17 Lincoln Trio Big ShouldersTrios from The City of Big Shoulders
Lincoln Trio
Cedille CDR 90000 203 (cedillerecords.org)

This CD’s press release calls them “revered Chicago composers,” although Chicago-born Ernst Bacon (1898-1990) lived nearly all his life composing and teaching elsewhere. Conversely, Michigan-native Leo Sowerby (1895-1968) spent most of his life as an organist-choirmaster in the “City of the Big Shoulders” (a line from Carl Sandburg’s poem Chicago).

Bacon’s 31-minute Piano Trio No.2 (1987) begins with a gloomy, wandering Lento. In Deliberate March Time sounds like an old-fashioned hiking song. The sauntering strings and shimmering piano runs of In an easy walk are briefly interrupted by sudden, stormy dissonances. Gravely expressive is a rumination for cello, marked “as if quietly singing,” over piquant piano chords, followed by Allegro, a syncopated foot-stomper with country fiddling and bar-room piano strides and riffs. Commodo provides a gentle interlude before the final Vivace, ma non presto based on the folksong Green Mountain. It’s really quite a trip!

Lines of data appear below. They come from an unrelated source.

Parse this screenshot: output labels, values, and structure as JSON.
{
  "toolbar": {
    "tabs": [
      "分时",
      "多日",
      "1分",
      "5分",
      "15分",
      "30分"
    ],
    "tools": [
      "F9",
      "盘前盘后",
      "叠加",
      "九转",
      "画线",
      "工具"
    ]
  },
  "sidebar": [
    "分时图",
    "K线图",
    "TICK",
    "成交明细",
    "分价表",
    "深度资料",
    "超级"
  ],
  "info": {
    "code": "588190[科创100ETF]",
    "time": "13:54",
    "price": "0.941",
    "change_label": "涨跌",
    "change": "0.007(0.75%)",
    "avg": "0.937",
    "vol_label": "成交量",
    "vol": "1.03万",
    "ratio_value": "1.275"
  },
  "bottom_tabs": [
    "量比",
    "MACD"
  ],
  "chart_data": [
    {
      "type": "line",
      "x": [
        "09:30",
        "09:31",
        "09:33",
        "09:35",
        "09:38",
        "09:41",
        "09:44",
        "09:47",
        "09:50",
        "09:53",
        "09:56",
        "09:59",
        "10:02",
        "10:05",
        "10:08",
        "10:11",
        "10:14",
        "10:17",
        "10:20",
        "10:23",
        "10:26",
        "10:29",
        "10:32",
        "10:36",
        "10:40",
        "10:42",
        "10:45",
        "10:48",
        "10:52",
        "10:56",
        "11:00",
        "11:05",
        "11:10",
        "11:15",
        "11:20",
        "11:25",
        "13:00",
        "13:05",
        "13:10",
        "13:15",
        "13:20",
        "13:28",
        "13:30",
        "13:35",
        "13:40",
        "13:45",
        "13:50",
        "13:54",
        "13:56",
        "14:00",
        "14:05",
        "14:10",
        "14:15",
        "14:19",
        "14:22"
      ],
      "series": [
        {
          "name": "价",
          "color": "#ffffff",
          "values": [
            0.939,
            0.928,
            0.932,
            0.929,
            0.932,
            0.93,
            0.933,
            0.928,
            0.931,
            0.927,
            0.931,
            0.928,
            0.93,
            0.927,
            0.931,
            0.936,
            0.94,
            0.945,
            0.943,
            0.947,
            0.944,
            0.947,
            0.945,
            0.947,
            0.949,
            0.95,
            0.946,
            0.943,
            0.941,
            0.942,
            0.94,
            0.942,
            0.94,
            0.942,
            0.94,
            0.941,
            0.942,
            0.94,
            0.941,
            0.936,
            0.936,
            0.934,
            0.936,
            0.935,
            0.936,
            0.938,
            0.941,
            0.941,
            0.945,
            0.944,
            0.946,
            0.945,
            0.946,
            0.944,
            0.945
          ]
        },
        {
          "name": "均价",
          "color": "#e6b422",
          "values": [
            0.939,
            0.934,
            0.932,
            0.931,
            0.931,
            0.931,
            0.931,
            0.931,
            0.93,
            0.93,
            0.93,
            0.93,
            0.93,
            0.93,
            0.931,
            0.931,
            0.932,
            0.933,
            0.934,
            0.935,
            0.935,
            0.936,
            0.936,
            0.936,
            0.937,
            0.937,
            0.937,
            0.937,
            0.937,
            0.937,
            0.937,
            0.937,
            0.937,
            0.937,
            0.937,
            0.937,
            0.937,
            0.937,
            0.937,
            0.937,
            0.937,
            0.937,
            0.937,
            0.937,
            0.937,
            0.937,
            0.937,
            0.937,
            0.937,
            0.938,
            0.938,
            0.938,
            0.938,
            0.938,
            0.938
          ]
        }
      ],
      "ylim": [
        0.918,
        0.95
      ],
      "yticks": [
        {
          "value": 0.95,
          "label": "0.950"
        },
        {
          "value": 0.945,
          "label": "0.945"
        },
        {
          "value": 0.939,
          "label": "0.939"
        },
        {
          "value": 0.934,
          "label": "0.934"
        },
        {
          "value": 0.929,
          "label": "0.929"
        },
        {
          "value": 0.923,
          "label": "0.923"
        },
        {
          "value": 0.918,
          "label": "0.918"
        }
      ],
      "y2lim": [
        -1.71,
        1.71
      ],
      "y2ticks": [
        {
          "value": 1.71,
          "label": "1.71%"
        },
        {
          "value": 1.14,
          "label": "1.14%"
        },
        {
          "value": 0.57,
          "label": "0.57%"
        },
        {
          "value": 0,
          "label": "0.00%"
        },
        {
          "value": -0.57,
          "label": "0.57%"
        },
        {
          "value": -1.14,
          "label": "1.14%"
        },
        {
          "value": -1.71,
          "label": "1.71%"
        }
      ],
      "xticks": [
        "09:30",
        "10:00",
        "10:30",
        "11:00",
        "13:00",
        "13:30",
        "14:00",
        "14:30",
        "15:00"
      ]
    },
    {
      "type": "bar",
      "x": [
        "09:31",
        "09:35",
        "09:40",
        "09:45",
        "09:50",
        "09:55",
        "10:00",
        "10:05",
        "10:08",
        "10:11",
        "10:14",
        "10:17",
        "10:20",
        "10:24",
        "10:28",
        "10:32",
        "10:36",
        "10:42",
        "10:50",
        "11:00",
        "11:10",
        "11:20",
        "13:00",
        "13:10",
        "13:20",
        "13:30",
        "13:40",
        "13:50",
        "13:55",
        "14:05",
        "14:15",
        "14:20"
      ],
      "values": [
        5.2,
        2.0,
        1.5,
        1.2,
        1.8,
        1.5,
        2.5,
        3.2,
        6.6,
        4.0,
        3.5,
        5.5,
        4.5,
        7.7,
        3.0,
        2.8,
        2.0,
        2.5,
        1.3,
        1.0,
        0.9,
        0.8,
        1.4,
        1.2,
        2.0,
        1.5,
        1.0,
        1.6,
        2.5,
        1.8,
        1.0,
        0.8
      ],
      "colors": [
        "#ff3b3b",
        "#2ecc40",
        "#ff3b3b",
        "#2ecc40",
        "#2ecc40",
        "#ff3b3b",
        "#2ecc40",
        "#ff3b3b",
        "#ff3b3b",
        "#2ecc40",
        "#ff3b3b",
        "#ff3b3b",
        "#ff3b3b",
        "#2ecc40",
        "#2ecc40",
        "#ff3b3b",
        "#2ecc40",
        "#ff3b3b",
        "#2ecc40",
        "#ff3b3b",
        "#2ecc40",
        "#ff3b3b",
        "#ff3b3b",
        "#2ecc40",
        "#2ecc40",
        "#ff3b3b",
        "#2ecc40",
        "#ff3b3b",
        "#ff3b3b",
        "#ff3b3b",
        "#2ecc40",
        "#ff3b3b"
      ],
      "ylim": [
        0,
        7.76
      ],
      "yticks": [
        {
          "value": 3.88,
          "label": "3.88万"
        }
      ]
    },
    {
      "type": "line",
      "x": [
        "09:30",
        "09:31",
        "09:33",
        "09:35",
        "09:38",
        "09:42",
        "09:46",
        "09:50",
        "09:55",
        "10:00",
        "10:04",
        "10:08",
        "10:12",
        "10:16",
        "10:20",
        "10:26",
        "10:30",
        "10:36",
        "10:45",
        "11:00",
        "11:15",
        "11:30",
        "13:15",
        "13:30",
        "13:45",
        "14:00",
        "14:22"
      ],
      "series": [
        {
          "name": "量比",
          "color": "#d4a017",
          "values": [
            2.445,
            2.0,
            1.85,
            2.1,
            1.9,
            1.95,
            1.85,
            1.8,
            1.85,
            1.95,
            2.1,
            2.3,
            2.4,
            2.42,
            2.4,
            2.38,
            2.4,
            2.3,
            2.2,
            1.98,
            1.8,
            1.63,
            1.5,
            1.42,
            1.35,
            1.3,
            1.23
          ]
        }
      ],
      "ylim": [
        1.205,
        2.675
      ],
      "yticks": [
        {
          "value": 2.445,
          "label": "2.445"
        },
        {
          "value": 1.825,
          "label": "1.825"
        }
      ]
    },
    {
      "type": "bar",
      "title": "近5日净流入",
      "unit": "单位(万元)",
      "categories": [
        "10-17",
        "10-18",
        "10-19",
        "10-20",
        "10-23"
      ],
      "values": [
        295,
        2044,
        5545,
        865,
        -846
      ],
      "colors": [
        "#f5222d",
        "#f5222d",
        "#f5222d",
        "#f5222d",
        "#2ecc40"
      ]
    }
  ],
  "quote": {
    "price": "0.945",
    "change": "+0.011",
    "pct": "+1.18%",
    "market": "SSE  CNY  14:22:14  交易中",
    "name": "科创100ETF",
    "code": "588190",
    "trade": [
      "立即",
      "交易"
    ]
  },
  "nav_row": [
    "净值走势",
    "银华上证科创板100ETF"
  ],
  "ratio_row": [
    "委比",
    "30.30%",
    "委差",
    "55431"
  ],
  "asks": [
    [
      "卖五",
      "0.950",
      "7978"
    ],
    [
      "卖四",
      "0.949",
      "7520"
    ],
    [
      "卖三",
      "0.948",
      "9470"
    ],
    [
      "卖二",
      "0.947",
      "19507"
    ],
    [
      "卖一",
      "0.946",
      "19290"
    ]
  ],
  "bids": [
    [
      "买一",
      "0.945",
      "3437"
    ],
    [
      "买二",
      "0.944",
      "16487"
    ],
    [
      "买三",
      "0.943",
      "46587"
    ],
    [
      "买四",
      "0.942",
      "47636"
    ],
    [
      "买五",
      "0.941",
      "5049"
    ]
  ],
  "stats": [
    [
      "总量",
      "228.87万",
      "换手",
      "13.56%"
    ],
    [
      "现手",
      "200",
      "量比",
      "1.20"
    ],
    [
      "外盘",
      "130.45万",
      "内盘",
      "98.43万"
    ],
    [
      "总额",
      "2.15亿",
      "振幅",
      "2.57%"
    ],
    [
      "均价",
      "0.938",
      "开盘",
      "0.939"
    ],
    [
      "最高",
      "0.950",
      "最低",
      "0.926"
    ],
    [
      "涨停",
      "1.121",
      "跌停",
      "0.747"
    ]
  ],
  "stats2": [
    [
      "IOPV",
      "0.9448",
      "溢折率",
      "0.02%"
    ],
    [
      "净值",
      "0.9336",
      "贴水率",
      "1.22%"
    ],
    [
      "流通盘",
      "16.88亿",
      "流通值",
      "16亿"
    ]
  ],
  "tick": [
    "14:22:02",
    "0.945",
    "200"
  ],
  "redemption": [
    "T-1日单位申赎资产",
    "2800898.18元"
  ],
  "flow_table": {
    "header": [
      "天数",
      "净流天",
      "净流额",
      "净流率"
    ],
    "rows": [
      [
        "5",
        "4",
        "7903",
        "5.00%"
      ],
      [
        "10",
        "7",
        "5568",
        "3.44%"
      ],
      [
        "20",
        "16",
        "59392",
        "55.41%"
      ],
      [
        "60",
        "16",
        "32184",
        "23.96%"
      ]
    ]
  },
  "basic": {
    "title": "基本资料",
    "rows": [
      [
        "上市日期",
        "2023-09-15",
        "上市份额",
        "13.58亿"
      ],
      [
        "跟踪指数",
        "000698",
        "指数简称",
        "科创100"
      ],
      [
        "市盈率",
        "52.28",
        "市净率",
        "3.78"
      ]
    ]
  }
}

Sowerby’s three-movement, 37-minute Piano Trio (1953) is made of much sterner stuff. Slow and Solemn is granitically ponderous, despite a not-“slow,” not-“solemn” middle section. Quiet and serene paints a misty cityscape with a daydreaming piano and tender violin until the movement’s title is belied by markedly increasing tension and volume. Fast; with broad sweep lives up to its name – it’s a perpetuum mobile of heavily rhythmic melodies culminating in a powerful, final accelerando.

The internationally acclaimed, Chicago-based Lincoln Trio delivers everything these disparate works could ask for, including vivid colours, dramatic expressivity and sensational virtuosity.